As we close in on the end of the year, it is a good time to take stock of your investment portfolio. If you haven’t already, you should consider rebalancing your portfolio back towards your target asset allocation. Overall, this means selling your recent winners and buying more of your recent losers.
Now, you may think that rebalancing will improve your returns because you are “selling high” and “buying low”. However, the full picture is a bit more nuanced than that. If you think about it, the asset classes with the highest returns should eventually take over the portfolio if you never rebalance. If you started in 1965 with 50% stocks and 50% bonds and did nothing to 50 years, your portfolio in 2015 would have been overwhelmingly stocks. If you kept selling stocks and buying bonds, you would have probably lowered your returns in the long run. So why rebalance?
In his post How Portfolio Rebalancing Usually Reduces Long-Term Returns (But Is Good Risk Management Anyway), Michael Kitces provide a handy visual to summarize the effect of rebalancing into two scenarios:
- When rebalancing between asset classes with similar returns, the likely effect is to help increase your overall returns while not affecting your risk. An example is rebalancing between US and International stocks.
- When rebalancing between asset classes with different returns, the likely effect is to help lower your overall risk (improving your risk management in the chart) while decreasing your overall return. An example is rebalancing between stocks and bonds.
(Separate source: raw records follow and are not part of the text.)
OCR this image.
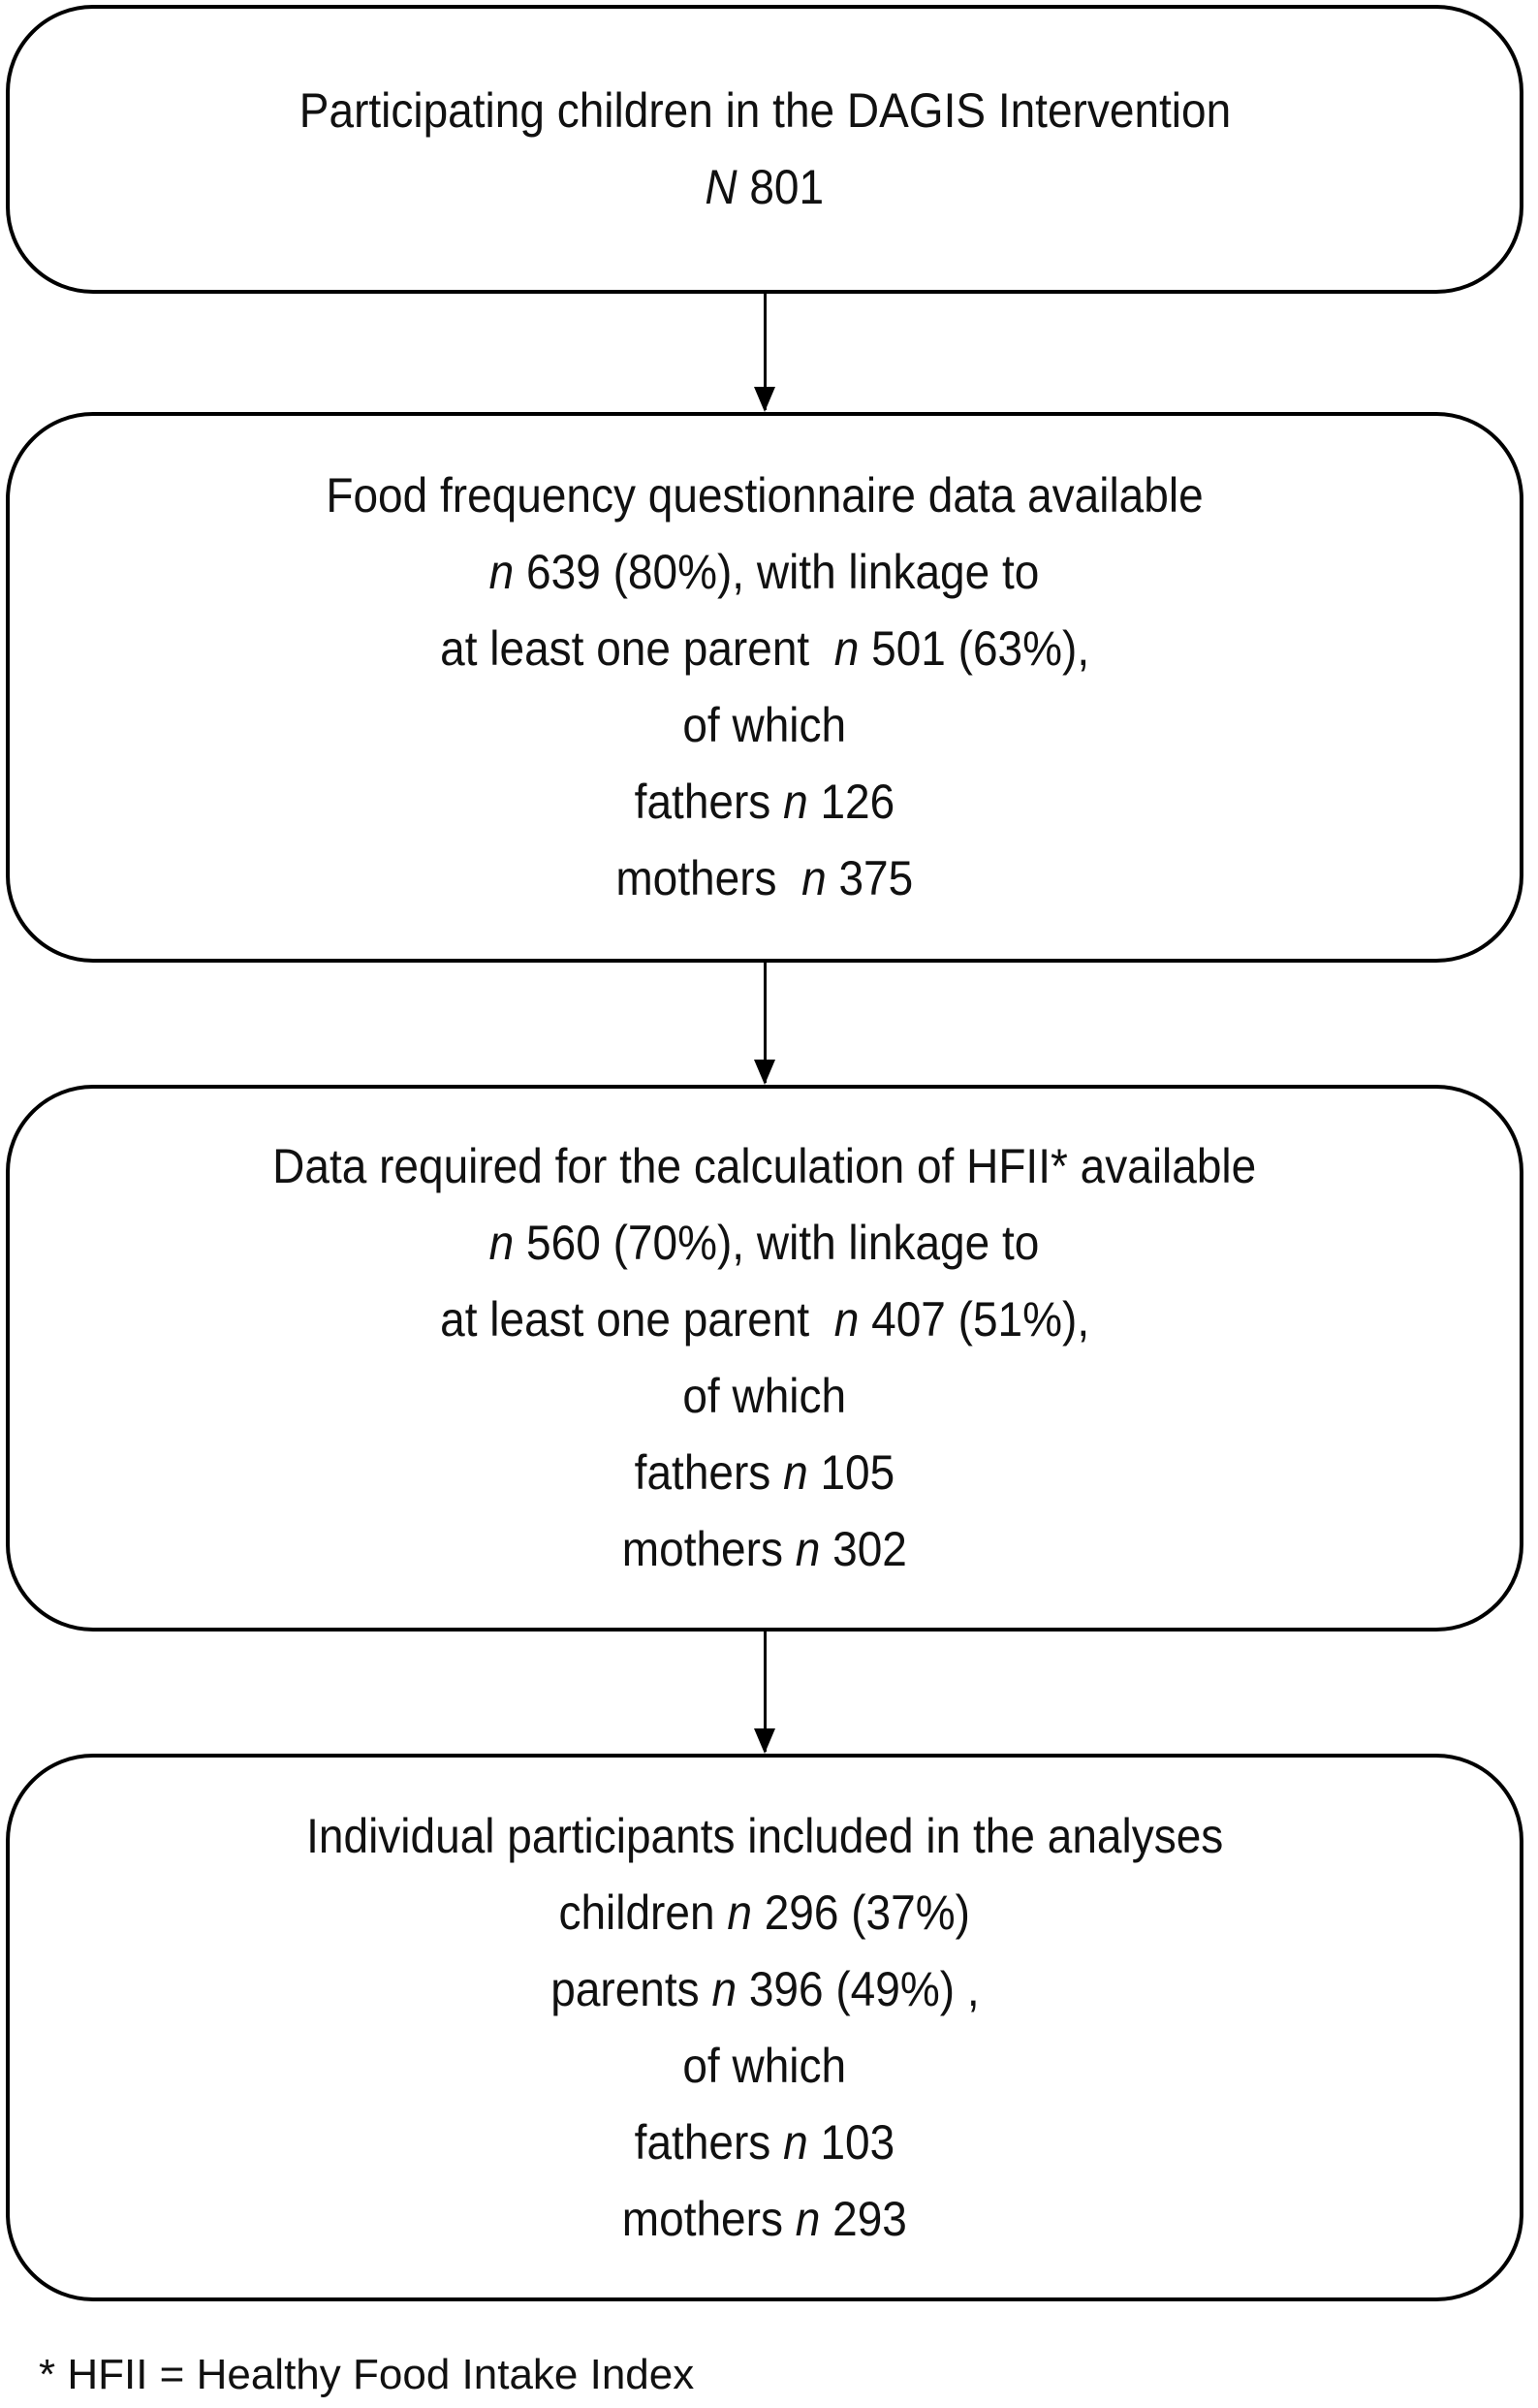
Participating children in the DAGIS Intervention
N 801
Food frequency questionnaire data available
n 639 (80%), with linkage to
at least one parent  n 501 (63%),
of which
fathers n 126
mothers  n 375
Data required for the calculation of HFII* available
n 560 (70%), with linkage to
at least one parent  n 407 (51%),
of which
fathers n 105
mothers n 302
Individual participants included in the analyses
children n 296 (37%)
parents n 396 (49%) ,
of which
fathers n 103
mothers n 293
* HFII = Healthy Food Intake Index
In the end, Kitces reminds us while your overall returns probably won’t be enhanced, the net effect of rebalancing is better risk management. I think of it similarly as preventing my portfolio from getting “out of control”. This is why people create “rebalancing bands” that let their portfolios wander a bit but not too much. For example, a 20% target allocation can vary from 15% to 25% before being rebalanced back towards the target number.